Louis zamknął oczy, jednocześnie był załamany i cholernie szczęśliwy. Mocno przytulił Russela, który po chwili zniknął za kulisami. Louis objął mocno Brendana, głaszcząc go po plecach.

-Przepraszam, że Cię zawiodłem - szepnął, wtulając się w niego. Żałował, że ostatnio nie chciał ćwiczyć, miał okazję i ją stracił...

-Nie zawiodłeś mnie kochanie- szepnął.

-Spieprzyłem... przez głupie humorki, mogłem wtedy zaśpiewać normalnie i byłoby pewnie lepiej.-Przygryzł wargę i spojrzał na Simona, który skinął głową.

-Zaczekasz tu chwilkę?- szepnął.

-Jasne - uśmiechnął się prawie niezauważalnie. Louis szybko zszedł ze sceny i wyciągnął coś spod stołu.

-Powodzenia - szepnęła Ayda, a Tomlinson jedynie się uśmiechnął. Wrócił na scenę z bukietem czerwonych róż i poprosił o mikrofon. Po chwili stał przed Brendanem

-Ale... - mruknął, spoglądając na niego. Był cholernie zszokowany.

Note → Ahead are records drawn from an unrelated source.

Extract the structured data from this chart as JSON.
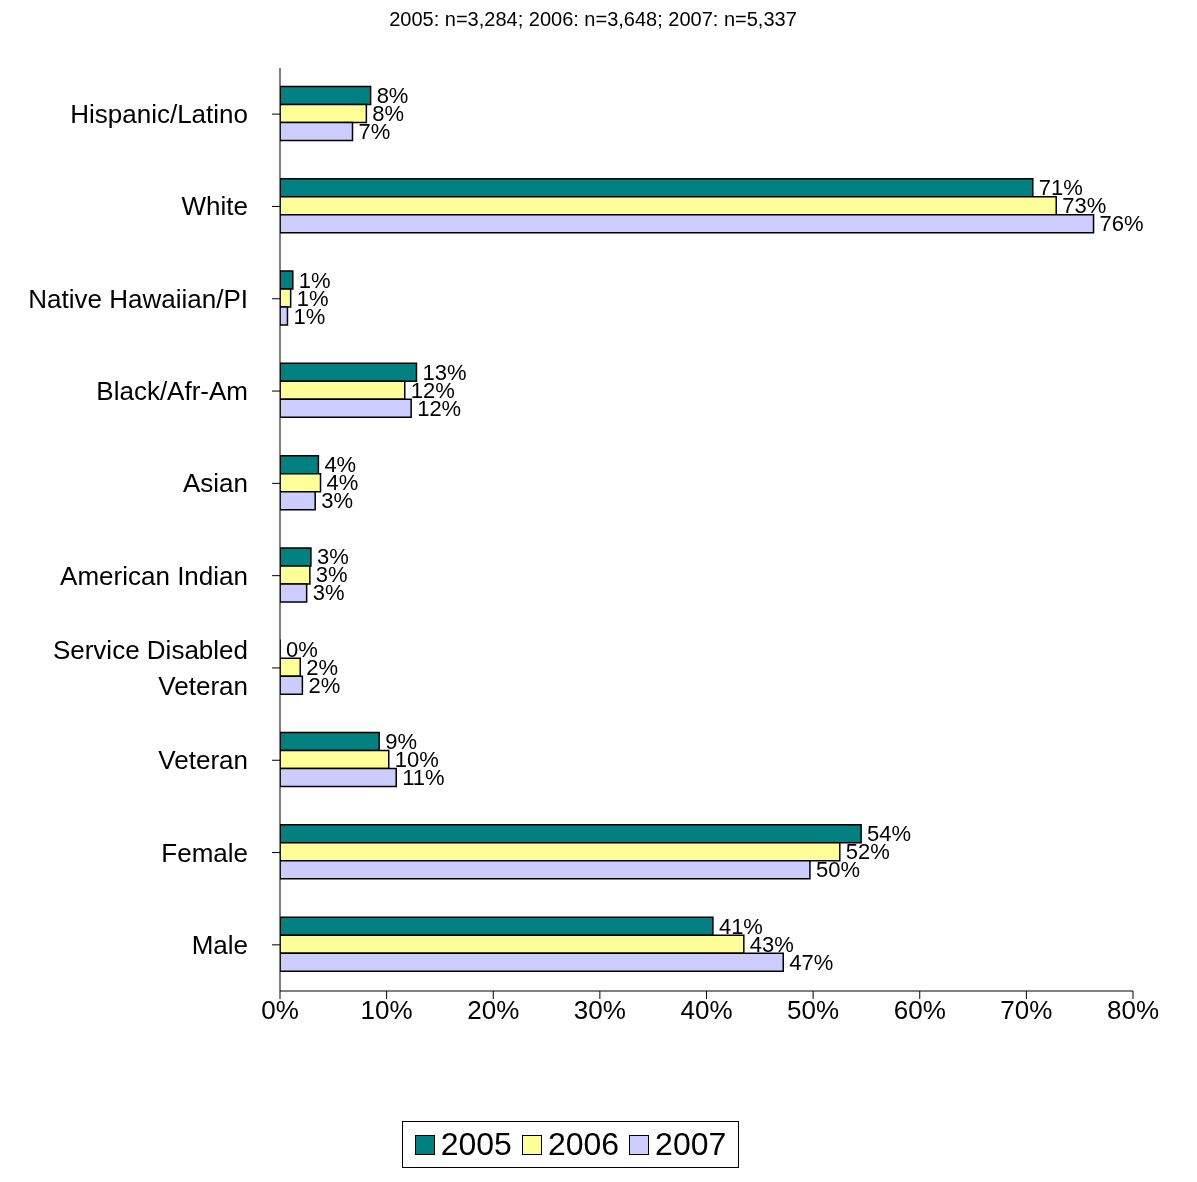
{
  "chart_data": {
    "type": "bar",
    "orientation": "horizontal",
    "title": "2005: n=3,284;  2006: n=3,648;  2007: n=5,337",
    "categories": [
      "Hispanic/Latino",
      "White",
      "Native Hawaiian/PI",
      "Black/Afr-Am",
      "Asian",
      "American Indian",
      "Service Disabled Veteran",
      "Veteran",
      "Female",
      "Male"
    ],
    "series": [
      {
        "name": "2005",
        "color": "#008080",
        "values": [
          8.5,
          70.6,
          1.2,
          12.8,
          3.6,
          2.9,
          0,
          9.3,
          54.5,
          40.6
        ],
        "value_labels": [
          "8%",
          "71%",
          "1%",
          "13%",
          "4%",
          "3%",
          "0%",
          "9%",
          "54%",
          "41%"
        ]
      },
      {
        "name": "2006",
        "color": "#ffff99",
        "values": [
          8.1,
          72.8,
          1.0,
          11.7,
          3.8,
          2.8,
          1.9,
          10.2,
          52.5,
          43.5
        ],
        "value_labels": [
          "8%",
          "73%",
          "1%",
          "12%",
          "4%",
          "3%",
          "2%",
          "10%",
          "52%",
          "43%"
        ]
      },
      {
        "name": "2007",
        "color": "#ccccff",
        "values": [
          6.8,
          76.3,
          0.7,
          12.3,
          3.3,
          2.5,
          2.1,
          10.9,
          49.7,
          47.2
        ],
        "value_labels": [
          "7%",
          "76%",
          "1%",
          "12%",
          "3%",
          "3%",
          "2%",
          "11%",
          "50%",
          "47%"
        ]
      }
    ],
    "xlim": [
      0,
      80
    ],
    "xticks": [
      {
        "value": 0,
        "label": "0%"
      },
      {
        "value": 10,
        "label": "10%"
      },
      {
        "value": 20,
        "label": "20%"
      },
      {
        "value": 30,
        "label": "30%"
      },
      {
        "value": 40,
        "label": "40%"
      },
      {
        "value": 50,
        "label": "50%"
      },
      {
        "value": 60,
        "label": "60%"
      },
      {
        "value": 70,
        "label": "70%"
      },
      {
        "value": 80,
        "label": "80%"
      }
    ],
    "grid": false,
    "legend": "bottom"
  }
}
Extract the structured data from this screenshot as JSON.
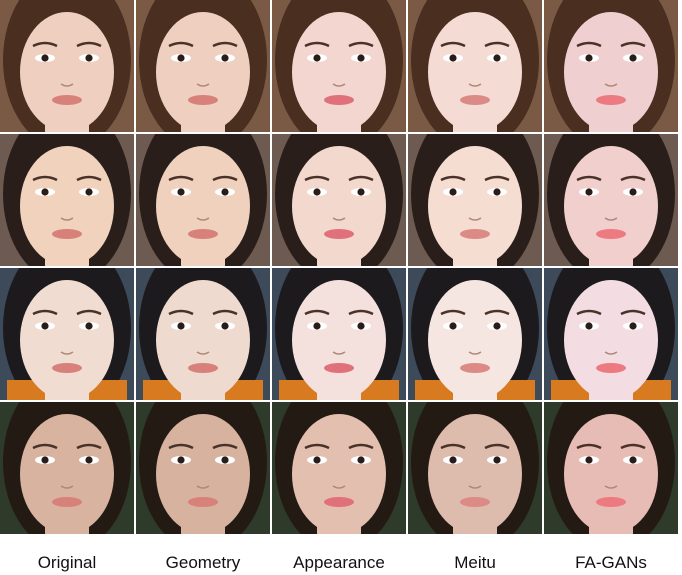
{
  "columns": [
    "Original",
    "Geometry",
    "Appearance",
    "Meitu",
    "FA-GANs"
  ]
}
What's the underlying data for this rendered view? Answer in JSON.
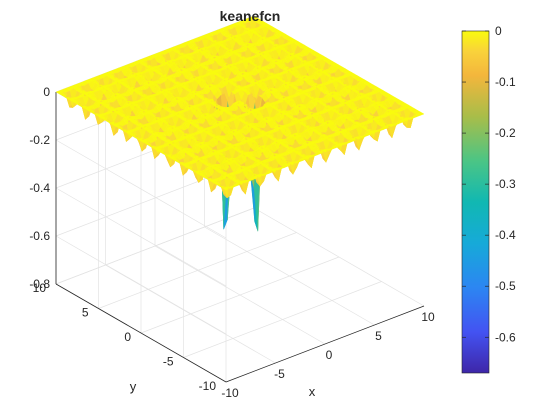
{
  "chart_data": {
    "type": "surface",
    "title": "keanefcn",
    "xlabel": "x",
    "ylabel": "y",
    "zlabel": "",
    "x_range": [
      -10,
      10
    ],
    "y_range": [
      -10,
      10
    ],
    "z_range": [
      -0.8,
      0
    ],
    "x_ticks": [
      -10,
      -5,
      0,
      5,
      10
    ],
    "y_ticks": [
      -10,
      -5,
      0,
      5,
      10
    ],
    "z_ticks": [
      0,
      -0.2,
      -0.4,
      -0.6,
      -0.8
    ],
    "z_tick_labels": [
      "0",
      "-0.2",
      "-0.4",
      "-0.6",
      "-0.8"
    ],
    "surface": {
      "plateau_z": 0,
      "ripple_depth": -0.15,
      "wells": [
        {
          "x": 1.4,
          "y": -0.2,
          "z": -0.67
        },
        {
          "x": -0.2,
          "y": 1.4,
          "z": -0.67
        }
      ]
    },
    "colorbar": {
      "min": -0.67,
      "max": 0,
      "ticks": [
        0,
        -0.1,
        -0.2,
        -0.3,
        -0.4,
        -0.5,
        -0.6
      ],
      "tick_labels": [
        "0",
        "-0.1",
        "-0.2",
        "-0.3",
        "-0.4",
        "-0.5",
        "-0.6"
      ],
      "colormap": "parula"
    },
    "grid": true
  }
}
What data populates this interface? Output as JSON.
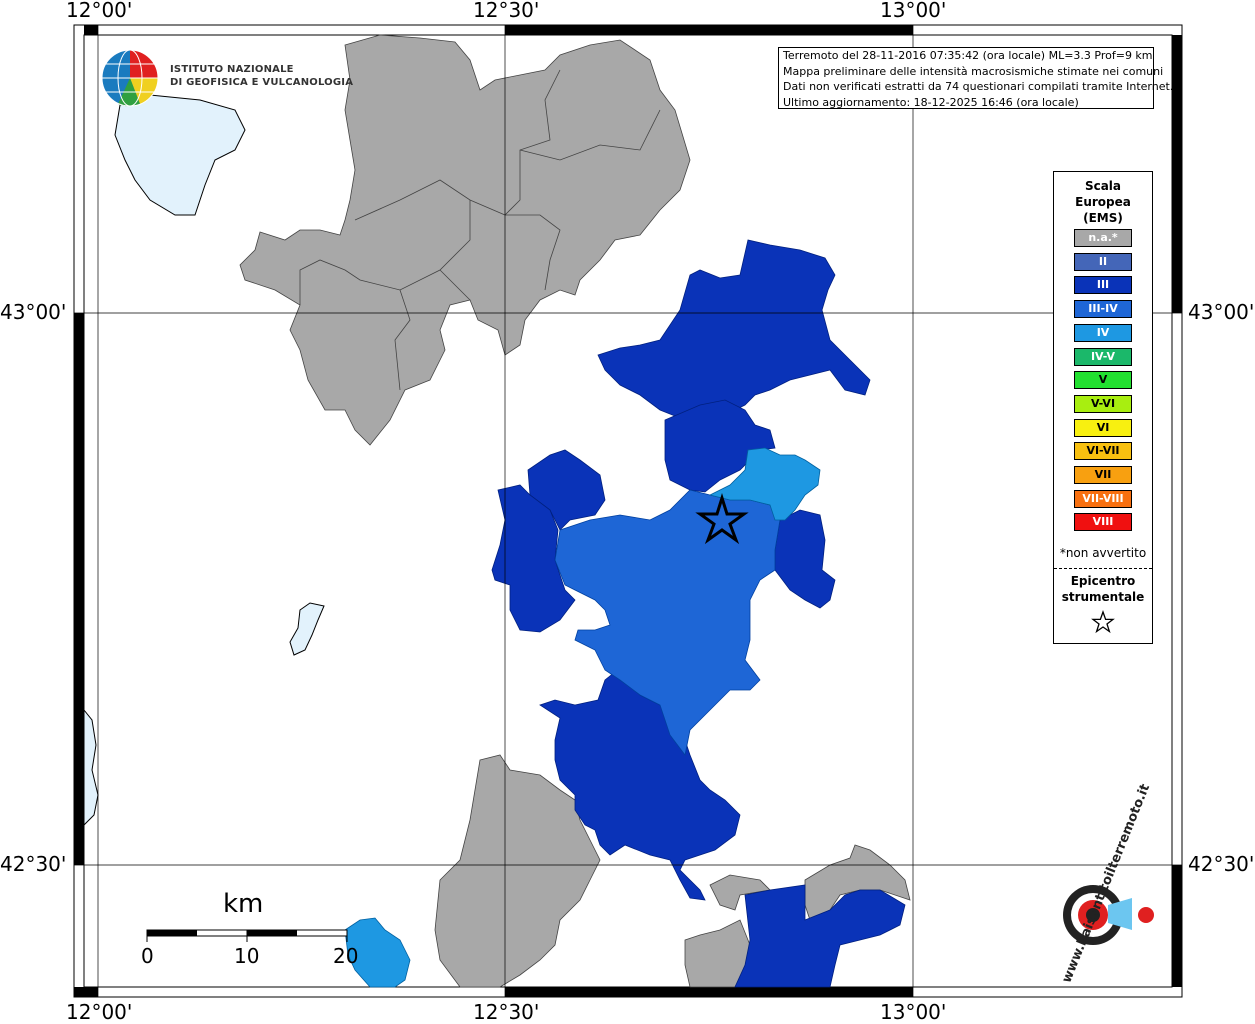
{
  "map": {
    "coord_labels": {
      "top": [
        "12°00'",
        "12°30'",
        "13°00'"
      ],
      "bottom": [
        "12°00'",
        "12°30'",
        "13°00'"
      ],
      "left": [
        "43°00'",
        "42°30'"
      ],
      "right": [
        "43°00'",
        "42°30'"
      ]
    },
    "info_box": {
      "line1": "Terremoto del 28-11-2016 07:35:42 (ora locale) ML=3.3 Prof=9 km",
      "line2": "Mappa preliminare delle intensità macrosismiche stimate nei comuni",
      "line3": "Dati non verificati estratti da 74 questionari compilati tramite Internet.",
      "line4": "Ultimo aggiornamento: 18-12-2025 16:46 (ora locale)"
    },
    "logo_ingv": {
      "line1": "ISTITUTO NAZIONALE",
      "line2": "DI GEOFISICA E VULCANOLOGIA"
    },
    "logo_hsit": {
      "text": "www.haisentitoilterremoto.it"
    },
    "scalebar": {
      "unit": "km",
      "ticks": [
        "0",
        "10",
        "20"
      ]
    }
  },
  "legend": {
    "title_line1": "Scala",
    "title_line2": "Europea",
    "title_line3": "(EMS)",
    "items": [
      {
        "label": "n.a.*",
        "color": "#a8a8a8"
      },
      {
        "label": "II",
        "color": "#4466b8"
      },
      {
        "label": "III",
        "color": "#0a33b8"
      },
      {
        "label": "III-IV",
        "color": "#1e66d6"
      },
      {
        "label": "IV",
        "color": "#1e98e2"
      },
      {
        "label": "IV-V",
        "color": "#1bb86a"
      },
      {
        "label": "V",
        "color": "#22e030"
      },
      {
        "label": "V-VI",
        "color": "#a8ee10"
      },
      {
        "label": "VI",
        "color": "#f8f010"
      },
      {
        "label": "VI-VII",
        "color": "#f8c010"
      },
      {
        "label": "VII",
        "color": "#f8a010"
      },
      {
        "label": "VII-VIII",
        "color": "#f87010"
      },
      {
        "label": "VIII",
        "color": "#f01010"
      }
    ],
    "note": "*non avvertito",
    "epicenter_line1": "Epicentro",
    "epicenter_line2": "strumentale"
  },
  "colors": {
    "na": "#a8a8a8",
    "III": "#0a33b8",
    "III-IV": "#1e66d6",
    "IV": "#1e98e2",
    "lake": "#e2f2fc"
  }
}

-Więc, może to jest dosyć ryzykowne- zaśmiał się Louis do mikrofonu-ale jest coś, co chciałbym zrobić- klęknął przed chłopakiem, wręczając mu kwiaty- Spotykamy się dopiero kilkanaście tygodni, ale cholera, wiesz, że cię bardzo kocham i pytałem już raz, ale... wyjdziesz za mnie?- spojrzał na niego z przygryzioną wargą. W dłoni trzymał pudełeczko tym razem z prawdziwym pierścionkiem.

-Zgodziłem się wtedy, a teraz... nie potrafiłbym odmówić, jesteś dla mnie zbyt ważny - dodatkowo skinął głową. Czuł w oczach łzy wzruszenia.

Wsunął mu na palec pierścionek i wstał przytulając go mocno.

-Tak bardzo, bardzo cię kocham- szepnął. Po jego policzkach spływały łzy; łzy szczęścia.

-Ja Ciebie też kocham - westchnął, czuł się niesamowicie szczęśliwy - Dziękuję Ci za wszystko i jeszcze raz przepraszam.

-Nie przepraszaj mnie, jest w porządku. Wypromuję cię...

-Nie jest w porządku, miałeś nadzieję, że uda mi się dojść do finału... chwila co? - myślał, że się przesłyszał.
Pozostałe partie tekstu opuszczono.